After the massacre there was a flurry of debate about what had motivated the killers and whether anything could have prevented the crime.
The obvious problems lay with the fact that both boys had committed suicide and could not be questioned. No arrests could be made and there was no way for the victims to find any kind of justice through a trial.
Some high schools began special programmes to expose and put a stop to school bullying, which was suggested as a prime motivating factor for Harris and Klebold’s actions.
Both Harris and Klebold were fans of video games such as Doom and they supported ‘dark’ music groups such as Marilyn Manson and KMFDM. Documentary-maker Michael Moore made a film entitled 'Bowling for Columbine' (2003) after the massacre, which focused on America’s obsession with gun culture. The film won a Best Documentary Academy Award.

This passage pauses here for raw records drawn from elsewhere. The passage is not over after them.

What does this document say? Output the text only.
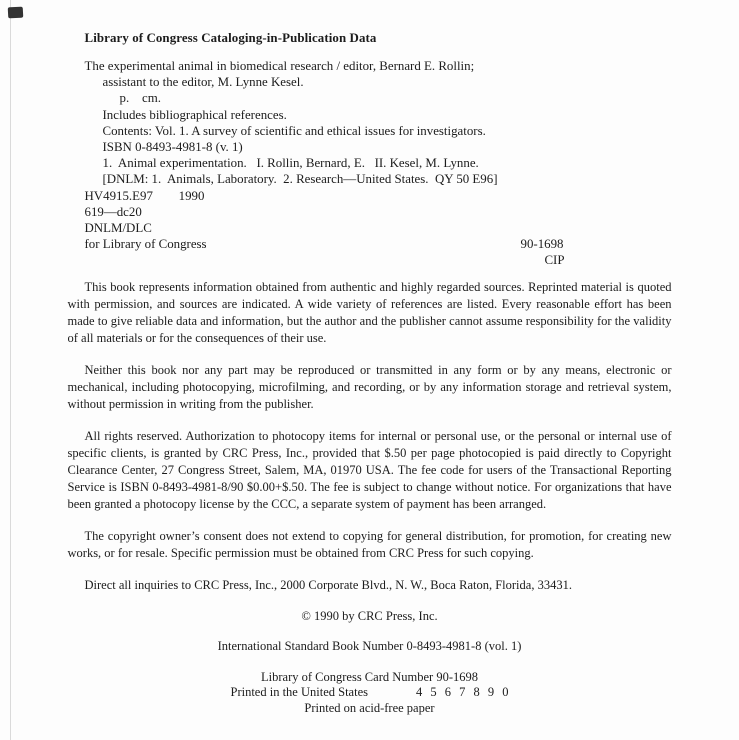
Library of Congress Cataloging-in-Publication Data
The experimental animal in biomedical research / editor, Bernard E. Rollin;
assistant to the editor, M. Lynne Kesel.
p.    cm.
Includes bibliographical references.
Contents: Vol. 1. A survey of scientific and ethical issues for investigators.
ISBN 0-8493-4981-8 (v. 1)
1.  Animal experimentation.   I. Rollin, Bernard, E.   II. Kesel, M. Lynne.
[DNLM: 1.  Animals, Laboratory.  2. Research—United States.  QY 50 E96]
HV4915.E97        1990
619—dc20
DNLM/DLC
for Library of Congress	90-1698
CIP

This book represents information obtained from authentic and highly regarded sources. Reprinted material is quoted with permission, and sources are indicated. A wide variety of references are listed. Every reasonable effort has been made to give reliable data and information, but the author and the publisher cannot assume responsibility for the validity of all materials or for the consequences of their use.

Neither this book nor any part may be reproduced or transmitted in any form or by any means, electronic or mechanical, including photocopying, microfilming, and recording, or by any information storage and retrieval system, without permission in writing from the publisher.

All rights reserved. Authorization to photocopy items for internal or personal use, or the personal or internal use of specific clients, is granted by CRC Press, Inc., provided that $.50 per page photocopied is paid directly to Copyright Clearance Center, 27 Congress Street, Salem, MA, 01970 USA. The fee code for users of the Transactional Reporting Service is ISBN 0-8493-4981-8/90 $0.00+$.50. The fee is subject to change without notice. For organizations that have been granted a photocopy license by the CCC, a separate system of payment has been arranged.

The copyright owner’s consent does not extend to copying for general distribution, for promotion, for creating new works, or for resale. Specific permission must be obtained from CRC Press for such copying.

Direct all inquiries to CRC Press, Inc., 2000 Corporate Blvd., N. W., Boca Raton, Florida, 33431.
© 1990 by CRC Press, Inc.
International Standard Book Number 0-8493-4981-8 (vol. 1)
Library of Congress Card Number 90-1698
Printed in the United States	4 5 6 7 8 9 0
Printed on acid-free paper
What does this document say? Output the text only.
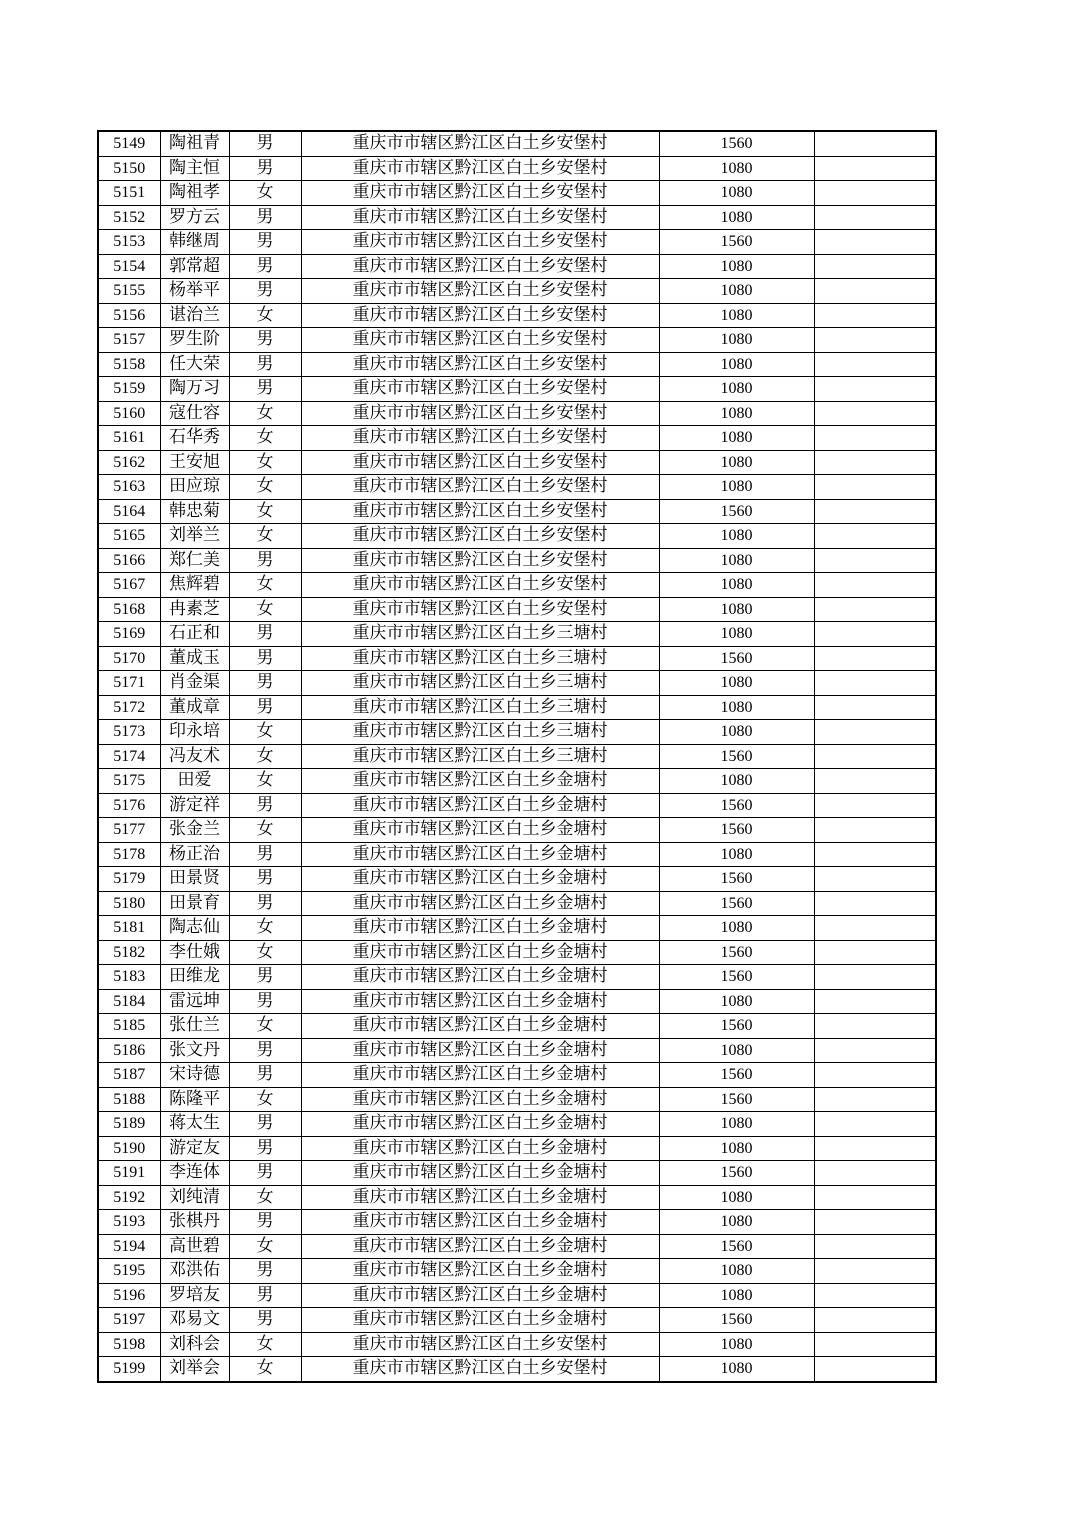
5149	陶祖青	男	重庆市市辖区黔江区白土乡安堡村	1560	
5150	陶主恒	男	重庆市市辖区黔江区白土乡安堡村	1080	
5151	陶祖孝	女	重庆市市辖区黔江区白土乡安堡村	1080	
5152	罗方云	男	重庆市市辖区黔江区白土乡安堡村	1080	
5153	韩继周	男	重庆市市辖区黔江区白土乡安堡村	1560	
5154	郭常超	男	重庆市市辖区黔江区白土乡安堡村	1080	
5155	杨举平	男	重庆市市辖区黔江区白土乡安堡村	1080	
5156	谌治兰	女	重庆市市辖区黔江区白土乡安堡村	1080	
5157	罗生阶	男	重庆市市辖区黔江区白土乡安堡村	1080	
5158	任大荣	男	重庆市市辖区黔江区白土乡安堡村	1080	
5159	陶万习	男	重庆市市辖区黔江区白土乡安堡村	1080	
5160	寇仕容	女	重庆市市辖区黔江区白土乡安堡村	1080	
5161	石华秀	女	重庆市市辖区黔江区白土乡安堡村	1080	
5162	王安旭	女	重庆市市辖区黔江区白土乡安堡村	1080	
5163	田应琼	女	重庆市市辖区黔江区白土乡安堡村	1080	
5164	韩忠菊	女	重庆市市辖区黔江区白土乡安堡村	1560	
5165	刘举兰	女	重庆市市辖区黔江区白土乡安堡村	1080	
5166	郑仁美	男	重庆市市辖区黔江区白土乡安堡村	1080	
5167	焦辉碧	女	重庆市市辖区黔江区白土乡安堡村	1080	
5168	冉素芝	女	重庆市市辖区黔江区白土乡安堡村	1080	
5169	石正和	男	重庆市市辖区黔江区白土乡三塘村	1080	
5170	董成玉	男	重庆市市辖区黔江区白土乡三塘村	1560	
5171	肖金渠	男	重庆市市辖区黔江区白土乡三塘村	1080	
5172	董成章	男	重庆市市辖区黔江区白土乡三塘村	1080	
5173	印永培	女	重庆市市辖区黔江区白土乡三塘村	1080	
5174	冯友术	女	重庆市市辖区黔江区白土乡三塘村	1560	
5175	田爱	女	重庆市市辖区黔江区白土乡金塘村	1080	
5176	游定祥	男	重庆市市辖区黔江区白土乡金塘村	1560	
5177	张金兰	女	重庆市市辖区黔江区白土乡金塘村	1560	
5178	杨正治	男	重庆市市辖区黔江区白土乡金塘村	1080	
5179	田景贤	男	重庆市市辖区黔江区白土乡金塘村	1560	
5180	田景育	男	重庆市市辖区黔江区白土乡金塘村	1560	
5181	陶志仙	女	重庆市市辖区黔江区白土乡金塘村	1080	
5182	李仕娥	女	重庆市市辖区黔江区白土乡金塘村	1560	
5183	田维龙	男	重庆市市辖区黔江区白土乡金塘村	1560	
5184	雷远坤	男	重庆市市辖区黔江区白土乡金塘村	1080	
5185	张仕兰	女	重庆市市辖区黔江区白土乡金塘村	1560	
5186	张文丹	男	重庆市市辖区黔江区白土乡金塘村	1080	
5187	宋诗德	男	重庆市市辖区黔江区白土乡金塘村	1560	
5188	陈隆平	女	重庆市市辖区黔江区白土乡金塘村	1560	
5189	蒋太生	男	重庆市市辖区黔江区白土乡金塘村	1080	
5190	游定友	男	重庆市市辖区黔江区白土乡金塘村	1080	
5191	李连体	男	重庆市市辖区黔江区白土乡金塘村	1560	
5192	刘纯清	女	重庆市市辖区黔江区白土乡金塘村	1080	
5193	张棋丹	男	重庆市市辖区黔江区白土乡金塘村	1080	
5194	高世碧	女	重庆市市辖区黔江区白土乡金塘村	1560	
5195	邓洪佑	男	重庆市市辖区黔江区白土乡金塘村	1080	
5196	罗培友	男	重庆市市辖区黔江区白土乡金塘村	1080	
5197	邓易文	男	重庆市市辖区黔江区白土乡金塘村	1560	
5198	刘科会	女	重庆市市辖区黔江区白土乡安堡村	1080	
5199	刘举会	女	重庆市市辖区黔江区白土乡安堡村	1080	
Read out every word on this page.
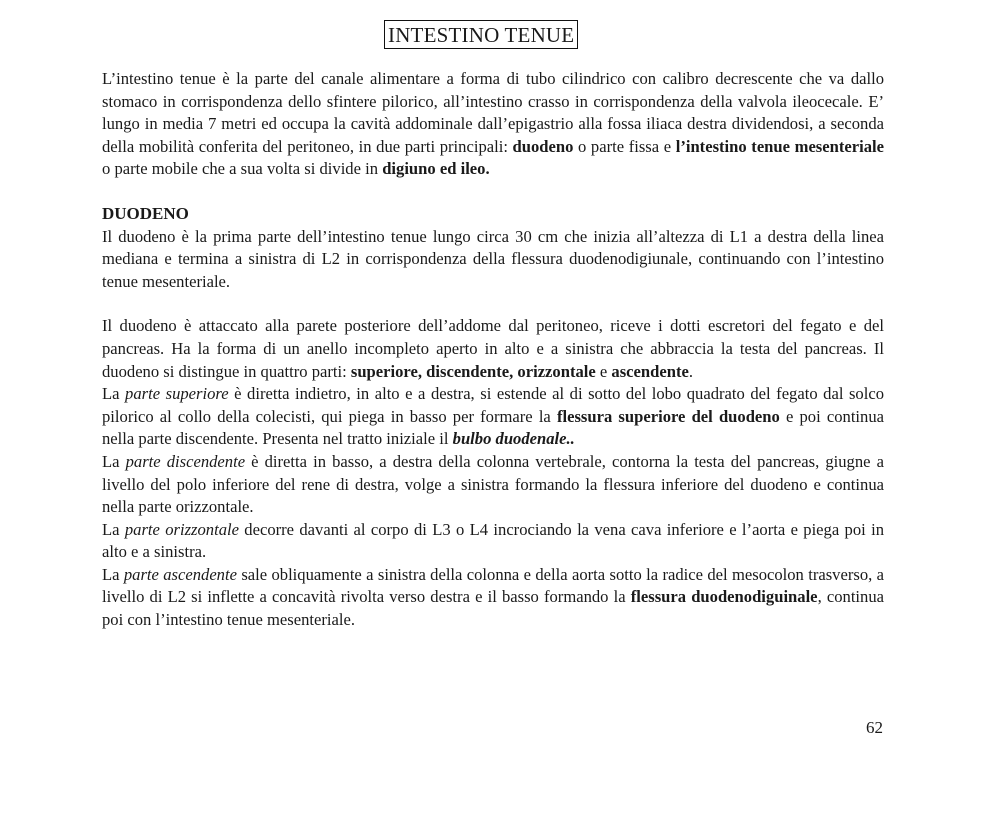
INTESTINO TENUE

L’intestino tenue è la parte del canale alimentare a forma di tubo cilindrico con calibro decrescente che va dallo stomaco in corrispondenza dello sfintere pilorico, all’intestino crasso in corrispondenza della valvola ileocecale. E’ lungo in media 7 metri ed occupa la cavità addominale dall’epigastrio alla fossa iliaca destra dividendosi, a seconda della mobilità conferita del peritoneo, in due parti principali: duodeno o parte fissa e l’intestino tenue mesenteriale o parte mobile che a sua volta si divide in digiuno ed ileo.

DUODENO

Il duodeno è la prima parte dell’intestino tenue lungo circa 30 cm che inizia all’altezza di L1 a destra della linea mediana e termina a sinistra di L2 in corrispondenza della flessura duodenodigiunale, continuando con l’intestino tenue mesenteriale.

Il duodeno è attaccato alla parete posteriore dell’addome dal peritoneo, riceve i dotti escretori del fegato e del pancreas. Ha la forma di un anello incompleto aperto in alto e a sinistra che abbraccia la testa del pancreas. Il duodeno si distingue in quattro parti: superiore, discendente, orizzontale e ascendente.

La parte superiore è diretta indietro, in alto e a destra, si estende al di sotto del lobo quadrato del fegato dal solco pilorico al collo della colecisti, qui piega in basso per formare la flessura superiore del duodeno e poi continua nella parte discendente. Presenta nel tratto iniziale il bulbo duodenale..

La parte discendente è diretta in basso, a destra della colonna vertebrale, contorna la testa del pancreas, giugne a livello del polo inferiore del rene di destra, volge a sinistra formando la flessura inferiore del duodeno e continua nella parte orizzontale.

La parte orizzontale decorre davanti al corpo di L3 o L4 incrociando la vena cava inferiore e l’aorta e piega poi in alto e a sinistra.

La parte ascendente sale obliquamente a sinistra della colonna e della aorta sotto la radice del mesocolon trasverso, a livello di L2 si inflette a concavità rivolta verso destra e il basso formando la flessura duodenodiguinale, continua poi con l’intestino tenue mesenteriale.

62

In a VH1 interview Marilyn Manson explained that he had cancelled three concerts in memory of the Columbine tragedy and when asked what he would have said to the killers, replied “I wouldn't say a thing. I would just listen to them... and that's what nobody did".
In July 1999, the FBI organised a major summit on school shooters in Virginia. It was attended by psychologists, psychiatrists and representatives from each of the recent school shootings, including a large Columbine contingent. The FBI subsequently published a major report, although it steered clear of suggesting motives in any individual case.
On the fifth anniversary of the massacre the FBI's lead Columbine investigator, along with several psychiatrists, went public in a news feature on their conclusions for the shootings. They stated that Harris was a clinical psychopath and Klebold was depressive. They believed the plan was masterminded by Harris, who they thought had a superiority complex and wanted to highlight his authority to the world.
In response to the devastation of the Columbine and other school massacres, many schools instituted new anti-bullying policies as well as ‘zero tolerance’ approaches to weapons and threatening behaviour.
In 2000 more gun control measures were called for and federal and state legislations were introduced that would require safety locks on firearms. A ban was placed on the importation of high-capacity ammunition magazines.
On 21st September 2007 a memorial was dedicated in Clement Park, where immediate memorials were held after the shooting.